KABUL, Afghanistan, Dec. 23 (UPI) -- An Afghan general warned of "challenges and problems" for his country's military if a security agreement isn't signed soon with the United States.
Lt. Gen. Murad Ali Murad, who heads Afghanistan's ground forces, told the BBC his country could be exposed if the United States withdraws all of its forces by the end of 2014.
Murad was referring to the bilateral security agreement between Afghanistan and the United States, which Afghan President Hamid Karzai has refused to sign, although the pact, after yearlong negotiations, was approved by Afghanistan's Loya Jirga council of elders in November.
"Without the foreign forces we will have challenges and problems when it comes to the equipping and training of the Afghan national army," Murad told the BBC. "We don't share the view that Afghanistan will slip back into civil war but we need more support and resources so we can deal with the threat posed by the insurgents, especially during elections. We need air support and transport."

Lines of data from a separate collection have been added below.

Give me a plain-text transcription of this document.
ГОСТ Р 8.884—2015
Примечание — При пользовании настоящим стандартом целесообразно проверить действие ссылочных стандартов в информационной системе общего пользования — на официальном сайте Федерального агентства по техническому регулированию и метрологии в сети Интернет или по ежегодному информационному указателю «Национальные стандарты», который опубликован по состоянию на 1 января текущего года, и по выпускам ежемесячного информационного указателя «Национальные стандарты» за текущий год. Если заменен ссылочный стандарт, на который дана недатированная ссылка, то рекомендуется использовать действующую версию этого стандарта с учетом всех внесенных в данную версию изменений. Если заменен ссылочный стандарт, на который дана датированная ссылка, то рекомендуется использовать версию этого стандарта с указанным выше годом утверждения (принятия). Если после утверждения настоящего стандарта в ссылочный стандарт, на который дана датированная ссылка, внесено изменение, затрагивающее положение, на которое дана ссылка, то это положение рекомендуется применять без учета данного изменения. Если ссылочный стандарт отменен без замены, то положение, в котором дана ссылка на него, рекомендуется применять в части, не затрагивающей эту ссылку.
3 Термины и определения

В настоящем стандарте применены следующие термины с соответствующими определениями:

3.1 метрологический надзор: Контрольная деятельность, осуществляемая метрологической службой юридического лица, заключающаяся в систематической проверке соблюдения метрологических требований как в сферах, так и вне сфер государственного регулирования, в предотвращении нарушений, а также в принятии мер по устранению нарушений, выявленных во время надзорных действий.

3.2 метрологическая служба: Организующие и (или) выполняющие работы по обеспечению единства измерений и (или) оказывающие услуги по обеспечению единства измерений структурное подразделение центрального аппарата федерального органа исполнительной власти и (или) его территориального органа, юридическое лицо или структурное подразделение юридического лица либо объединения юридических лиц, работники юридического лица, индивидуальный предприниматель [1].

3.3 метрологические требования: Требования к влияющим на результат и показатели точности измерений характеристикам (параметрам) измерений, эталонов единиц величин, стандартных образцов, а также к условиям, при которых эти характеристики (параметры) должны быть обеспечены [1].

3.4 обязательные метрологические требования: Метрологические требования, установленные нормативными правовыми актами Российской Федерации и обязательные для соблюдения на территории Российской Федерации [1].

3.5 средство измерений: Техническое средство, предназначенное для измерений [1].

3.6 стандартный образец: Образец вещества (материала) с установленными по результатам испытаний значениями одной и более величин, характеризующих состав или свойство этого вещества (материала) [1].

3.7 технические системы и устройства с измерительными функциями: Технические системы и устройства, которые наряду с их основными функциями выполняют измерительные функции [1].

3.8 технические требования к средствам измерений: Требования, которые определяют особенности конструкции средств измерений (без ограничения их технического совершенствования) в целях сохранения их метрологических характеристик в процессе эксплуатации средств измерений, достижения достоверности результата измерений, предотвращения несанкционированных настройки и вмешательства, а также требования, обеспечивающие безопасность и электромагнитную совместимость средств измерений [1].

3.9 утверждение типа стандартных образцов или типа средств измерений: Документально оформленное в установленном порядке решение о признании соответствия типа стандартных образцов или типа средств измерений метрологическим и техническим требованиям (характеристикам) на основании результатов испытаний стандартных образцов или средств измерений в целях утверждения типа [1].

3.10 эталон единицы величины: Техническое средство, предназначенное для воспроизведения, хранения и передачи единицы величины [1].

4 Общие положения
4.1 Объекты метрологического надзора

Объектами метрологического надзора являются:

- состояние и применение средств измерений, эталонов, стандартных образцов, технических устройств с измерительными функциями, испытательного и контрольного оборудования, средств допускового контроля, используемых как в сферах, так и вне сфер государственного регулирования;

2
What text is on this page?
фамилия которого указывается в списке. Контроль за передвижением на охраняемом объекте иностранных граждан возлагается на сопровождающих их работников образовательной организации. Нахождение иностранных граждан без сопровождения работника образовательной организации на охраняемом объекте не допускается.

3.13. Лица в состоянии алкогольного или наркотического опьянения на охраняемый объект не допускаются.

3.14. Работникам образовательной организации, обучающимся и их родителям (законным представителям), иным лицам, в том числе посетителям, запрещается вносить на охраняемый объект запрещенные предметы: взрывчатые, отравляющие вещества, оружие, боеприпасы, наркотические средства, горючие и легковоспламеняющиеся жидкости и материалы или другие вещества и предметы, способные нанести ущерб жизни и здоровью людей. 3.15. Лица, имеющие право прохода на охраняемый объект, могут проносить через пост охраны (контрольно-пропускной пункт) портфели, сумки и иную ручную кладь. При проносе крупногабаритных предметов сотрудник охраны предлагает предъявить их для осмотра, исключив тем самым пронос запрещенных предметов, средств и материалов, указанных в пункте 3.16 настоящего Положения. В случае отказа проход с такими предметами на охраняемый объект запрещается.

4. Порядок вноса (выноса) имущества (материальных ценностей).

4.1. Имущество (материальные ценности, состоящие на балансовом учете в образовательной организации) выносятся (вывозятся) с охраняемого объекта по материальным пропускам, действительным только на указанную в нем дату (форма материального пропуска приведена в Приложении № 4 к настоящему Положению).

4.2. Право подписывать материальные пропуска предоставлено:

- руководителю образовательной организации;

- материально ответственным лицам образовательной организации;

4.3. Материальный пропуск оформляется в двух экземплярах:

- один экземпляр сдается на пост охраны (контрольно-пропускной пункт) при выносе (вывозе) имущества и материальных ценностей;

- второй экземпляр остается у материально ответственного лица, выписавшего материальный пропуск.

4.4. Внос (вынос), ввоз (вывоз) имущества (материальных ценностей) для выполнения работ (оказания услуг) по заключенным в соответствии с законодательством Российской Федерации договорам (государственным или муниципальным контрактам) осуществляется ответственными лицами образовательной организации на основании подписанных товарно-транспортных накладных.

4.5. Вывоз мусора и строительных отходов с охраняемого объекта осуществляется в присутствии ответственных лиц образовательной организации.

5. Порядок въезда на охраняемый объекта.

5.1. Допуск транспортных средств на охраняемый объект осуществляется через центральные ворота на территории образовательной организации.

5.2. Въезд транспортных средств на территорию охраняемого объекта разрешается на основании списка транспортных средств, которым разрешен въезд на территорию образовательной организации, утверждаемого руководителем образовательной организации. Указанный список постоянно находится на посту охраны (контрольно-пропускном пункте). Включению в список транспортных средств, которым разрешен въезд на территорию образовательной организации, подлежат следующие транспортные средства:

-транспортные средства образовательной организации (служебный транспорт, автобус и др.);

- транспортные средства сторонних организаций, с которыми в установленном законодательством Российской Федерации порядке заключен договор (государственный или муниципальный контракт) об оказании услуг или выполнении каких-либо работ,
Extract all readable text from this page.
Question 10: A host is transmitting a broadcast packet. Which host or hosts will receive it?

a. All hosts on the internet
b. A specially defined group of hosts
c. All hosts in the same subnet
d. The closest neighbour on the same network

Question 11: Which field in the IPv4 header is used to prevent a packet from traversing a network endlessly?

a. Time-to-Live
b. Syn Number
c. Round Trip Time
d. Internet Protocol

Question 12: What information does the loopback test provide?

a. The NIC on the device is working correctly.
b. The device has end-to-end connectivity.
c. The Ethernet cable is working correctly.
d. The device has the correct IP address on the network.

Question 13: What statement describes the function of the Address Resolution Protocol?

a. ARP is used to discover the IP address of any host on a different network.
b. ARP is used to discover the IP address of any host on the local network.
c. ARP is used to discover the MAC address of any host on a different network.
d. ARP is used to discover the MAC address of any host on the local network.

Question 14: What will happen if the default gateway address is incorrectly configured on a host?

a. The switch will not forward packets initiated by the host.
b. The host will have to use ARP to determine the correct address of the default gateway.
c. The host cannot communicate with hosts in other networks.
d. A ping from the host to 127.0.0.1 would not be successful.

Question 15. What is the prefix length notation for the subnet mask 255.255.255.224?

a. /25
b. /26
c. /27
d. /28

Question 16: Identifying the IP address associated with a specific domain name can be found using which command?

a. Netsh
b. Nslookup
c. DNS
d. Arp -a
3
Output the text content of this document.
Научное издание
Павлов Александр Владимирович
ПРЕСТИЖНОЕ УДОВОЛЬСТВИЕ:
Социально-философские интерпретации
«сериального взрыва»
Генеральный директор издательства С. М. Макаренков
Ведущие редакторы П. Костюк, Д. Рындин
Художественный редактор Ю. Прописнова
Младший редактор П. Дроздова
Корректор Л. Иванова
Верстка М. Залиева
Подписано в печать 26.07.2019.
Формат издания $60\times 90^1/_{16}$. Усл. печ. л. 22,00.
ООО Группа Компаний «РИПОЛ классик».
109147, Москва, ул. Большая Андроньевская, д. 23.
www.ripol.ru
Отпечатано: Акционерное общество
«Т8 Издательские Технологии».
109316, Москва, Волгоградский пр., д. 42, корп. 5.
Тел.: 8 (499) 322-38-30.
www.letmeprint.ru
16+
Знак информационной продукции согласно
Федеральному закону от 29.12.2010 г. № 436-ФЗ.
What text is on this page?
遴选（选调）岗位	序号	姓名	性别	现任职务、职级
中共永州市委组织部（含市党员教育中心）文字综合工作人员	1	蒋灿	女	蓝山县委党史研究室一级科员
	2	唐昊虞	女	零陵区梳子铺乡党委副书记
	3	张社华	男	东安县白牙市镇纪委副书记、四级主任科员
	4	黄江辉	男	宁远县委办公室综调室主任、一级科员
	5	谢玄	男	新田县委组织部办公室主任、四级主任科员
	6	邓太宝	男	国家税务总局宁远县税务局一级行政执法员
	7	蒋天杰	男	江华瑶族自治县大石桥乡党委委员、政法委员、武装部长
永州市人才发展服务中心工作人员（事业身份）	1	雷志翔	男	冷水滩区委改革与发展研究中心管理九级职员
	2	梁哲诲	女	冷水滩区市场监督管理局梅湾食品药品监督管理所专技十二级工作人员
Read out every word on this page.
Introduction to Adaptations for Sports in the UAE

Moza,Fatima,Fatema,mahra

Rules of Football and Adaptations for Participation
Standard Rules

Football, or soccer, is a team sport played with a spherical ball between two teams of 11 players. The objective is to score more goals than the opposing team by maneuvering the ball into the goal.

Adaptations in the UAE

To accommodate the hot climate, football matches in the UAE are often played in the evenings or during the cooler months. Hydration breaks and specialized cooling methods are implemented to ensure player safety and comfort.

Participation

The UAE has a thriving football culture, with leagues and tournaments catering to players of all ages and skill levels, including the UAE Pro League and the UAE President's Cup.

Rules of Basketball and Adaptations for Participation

The United States has insisted the agreement must be signed by the end of this year so it can plan and prepare to leave some troops in Afghanistan post-2014 after the current NATO and U.S.-led forces complete their withdrawal. Karzai is seeking more guarantees, including additional assurances to protect civilians, before approving the agreement and also has said it should be signed only by the new president after the April elections.
With an agreement, as many as 15,000 foreign soldiers would remain in Afghanistan to train the Afghan forces and conduct counter-terrorism operations.
The BBC said other senior Afghan commanders also understand the military consequences arising from a complete U.S. withdrawal if the pact is not signed. Without a signed agreement, Afghanistan may lose billions of dollars of aid needed to help build its own security forces.
NATO Secretary-General Andres Fogh Rasmussen has said a NATO Status of Forces Agreement cannot be signed until the agreement with the United States is approved.